Oliver had transferred from the nursery to a pre-K group on his third birthday. He had started Prometheus’s kindergarten curriculum when he was still four years old. He summarized his early years at the school with a sense of confinement eating at him. He had been a prisoner there. How had he never seen that before?

  “Tell me about your null-projection,” said Smith.

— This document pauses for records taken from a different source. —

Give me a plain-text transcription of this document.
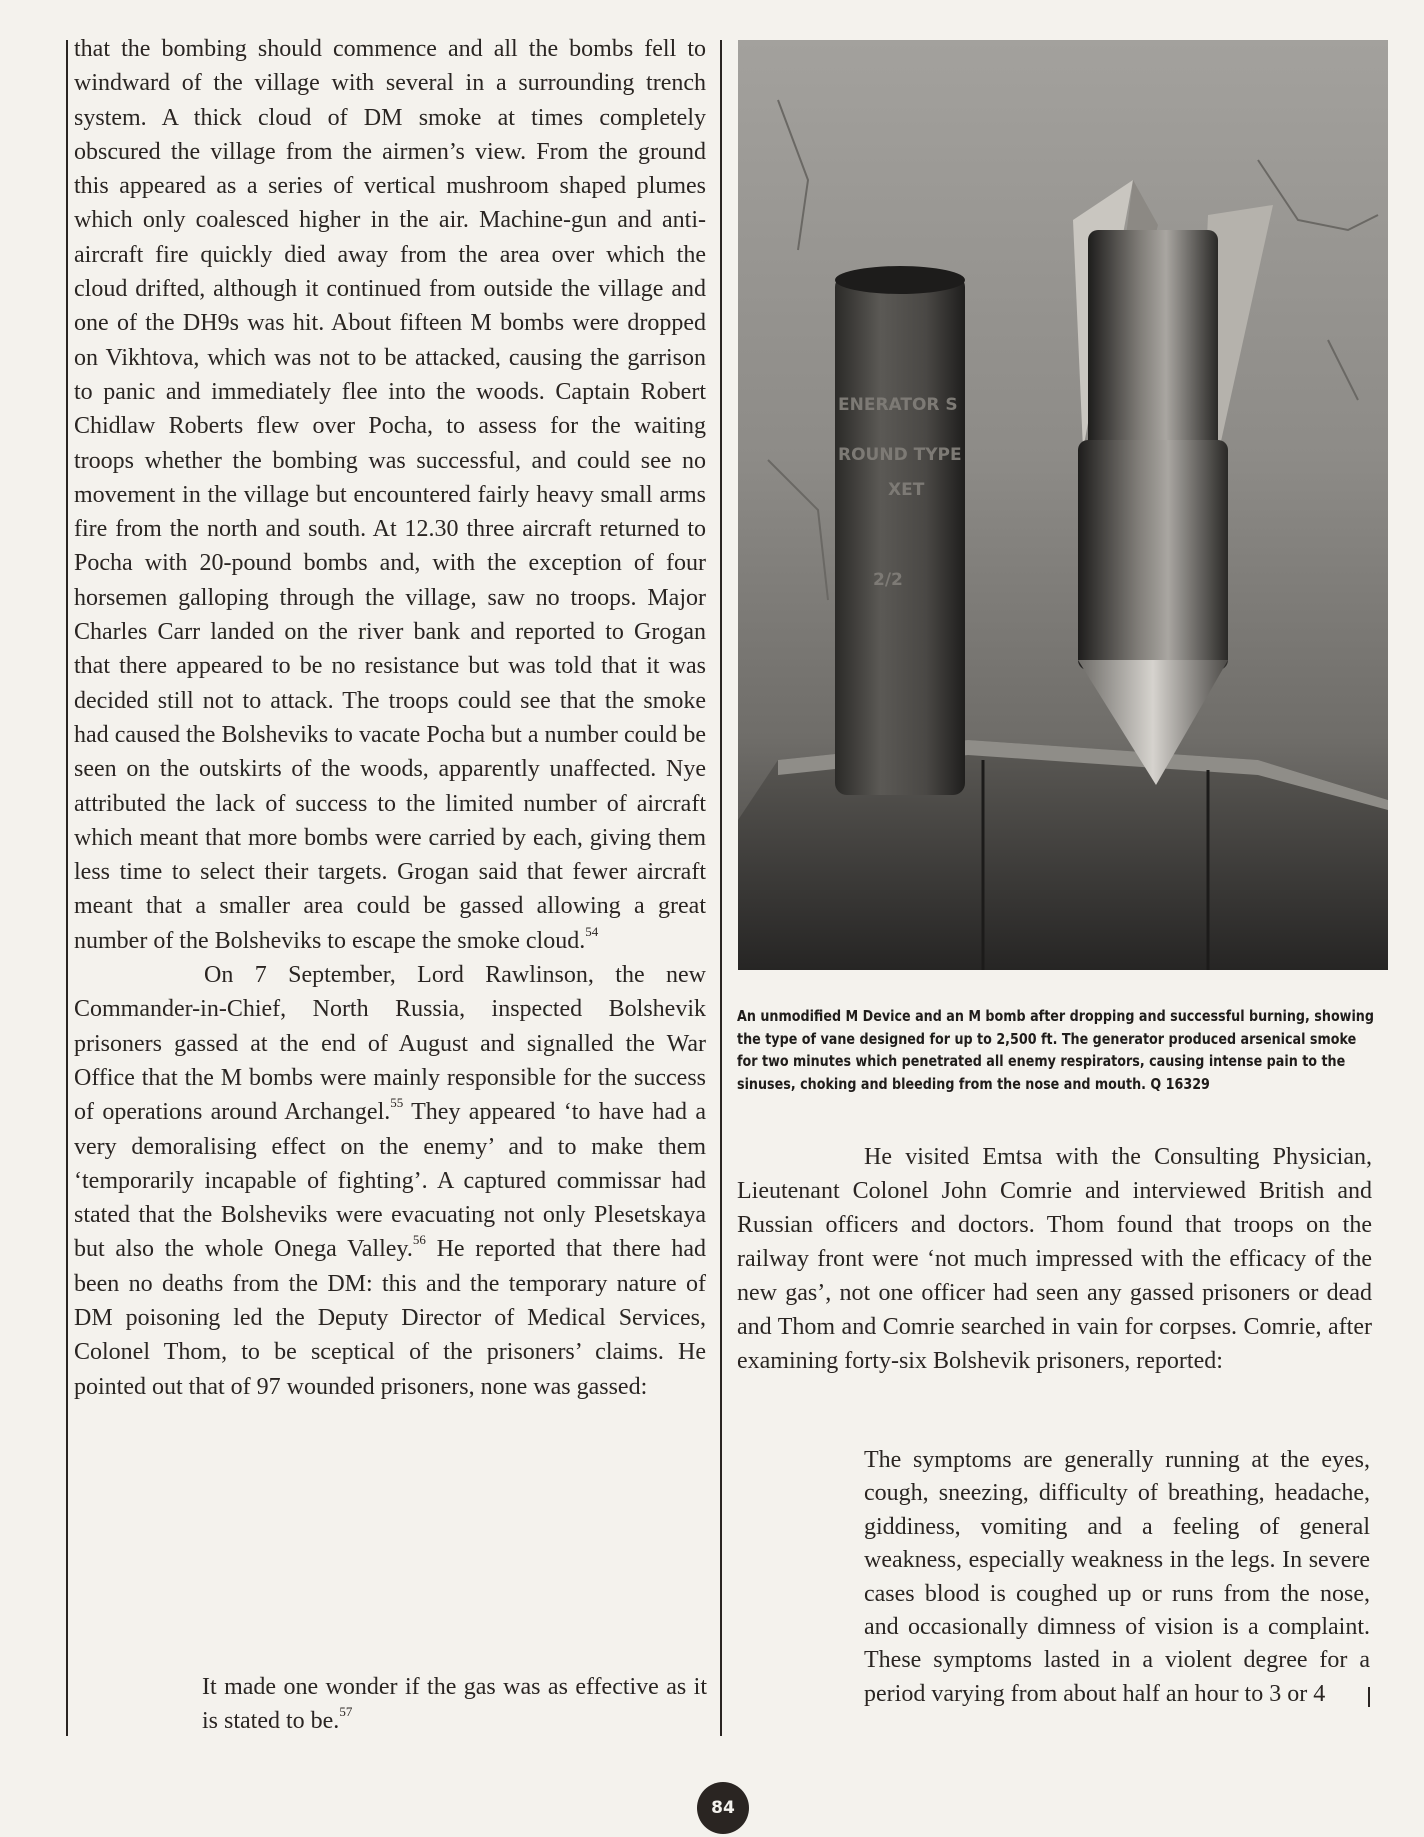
that the bombing should commence and all the bombs fell to windward of the village with several in a surrounding trench system. A thick cloud of DM smoke at times completely obscured the village from the airmen’s view. From the ground this appeared as a series of vertical mushroom shaped plumes which only coalesced higher in the air. Machine-gun and anti-aircraft fire quickly died away from the area over which the cloud drifted, although it continued from outside the village and one of the DH9s was hit. About fifteen M bombs were dropped on Vikhtova, which was not to be attacked, causing the garrison to panic and immediately flee into the woods. Captain Robert Chidlaw Roberts flew over Pocha, to assess for the waiting troops whether the bombing was successful, and could see no movement in the village but encountered fairly heavy small arms fire from the north and south. At 12.30 three aircraft returned to Pocha with 20-pound bombs and, with the exception of four horsemen galloping through the village, saw no troops. Major Charles Carr landed on the river bank and reported to Grogan that there appeared to be no resistance but was told that it was decided still not to attack. The troops could see that the smoke had caused the Bolsheviks to vacate Pocha but a number could be seen on the outskirts of the woods, apparently unaffected. Nye attributed the lack of success to the limited number of aircraft which meant that more bombs were carried by each, giving them less time to select their targets. Grogan said that fewer aircraft meant that a smaller area could be gassed allowing a great number of the Bolsheviks to escape the smoke cloud.$^{54}$

On 7 September, Lord Rawlinson, the new Commander-in-Chief, North Russia, inspected Bolshevik prisoners gassed at the end of August and signalled the War Office that the M bombs were mainly responsible for the success of operations around Archangel.$^{55}$ They appeared ‘to have had a very demoralising effect on the enemy’ and to make them ‘temporarily incapable of fighting’. A captured commissar had stated that the Bolsheviks were evacuating not only Plesetskaya but also the whole Onega Valley.$^{56}$ He reported that there had been no deaths from the DM: this and the temporary nature of DM poisoning led the Deputy Director of Medical Services, Colonel Thom, to be sceptical of the prisoners’ claims. He pointed out that of 97 wounded prisoners, none was gassed:

It made one wonder if the gas was as effective as it is stated to be.$^{57}$

ENERATOR S
ROUND TYPE
XET
2/2
An unmodified M Device and an M bomb after dropping and successful burning, showing
the type of vane designed for up to 2,500 ft. The generator produced arsenical smoke
for two minutes which penetrated all enemy respirators, causing intense pain to the
sinuses, choking and bleeding from the nose and mouth. Q 16329

He visited Emtsa with the Consulting Physician, Lieutenant Colonel John Comrie and interviewed British and Russian officers and doctors. Thom found that troops on the railway front were ‘not much impressed with the efficacy of the new gas’, not one officer had seen any gassed prisoners or dead and Thom and Comrie searched in vain for corpses. Comrie, after examining forty-six Bolshevik prisoners, reported:

The symptoms are generally running at the eyes, cough, sneezing, difficulty of breathing, headache, giddiness, vomiting and a feeling of general weakness, especially weakness in the legs. In severe cases blood is coughed up or runs from the nose, and occasionally dimness of vision is a complaint. These symptoms lasted in a violent degree for a period varying from about half an hour to 3 or 4

84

  “They tested kids regularly to see if they were projectors,” said Oliver. “I was flagged, for some reason, when I was six, and they kept testing me. I remember Principal Jones—Genevieve Jones—came in to watch. After one test, she crouched down in front of me and told me I was very special, more special than any other child in the school, so special that they might need me to help them sometimes. The awful old hag was manipulating me, and it worked.” The scowl on his face deepened. “I already knew at that point that I was better than the screamers and crybabies my own age, but as a null, I was suddenly better than everyone. There was another null a couple of years older than me—Quincy, her name was—but I tested stronger than her. Everyone knew she helped the administrators from time to time, but after I tested positive, they came to me instead.”

  “And how did you help them?”

  Oliver recounted the incidents. His null-projection had solidified by the time he was seven. Projectors at Prom-A were stable, but there had been issues at Prom-C and Prom-D. He told of his travels to both of those schools—multiple times to Prom-D, and for different kids each time. The offenders were always transferred to Prom-F. Everyone knew it was the armpit of the Prometheus system.

  “And there was never any issue with these problem students after they got to Prom-F?” Smith asked.

  Oliver frowned, his mind suddenly stuck on a thought. “I don’t—I don’t remember any of them being there.” He had traveled to Prom-F just after he turned ten; they had hosted the Institute’s yearly exhibition, and all the top students from each eligible grade in each school had attended. Perhaps Principal Gates had kept the troublemakers out of the way for the event, but Oliver had transferred into the school less than a year later.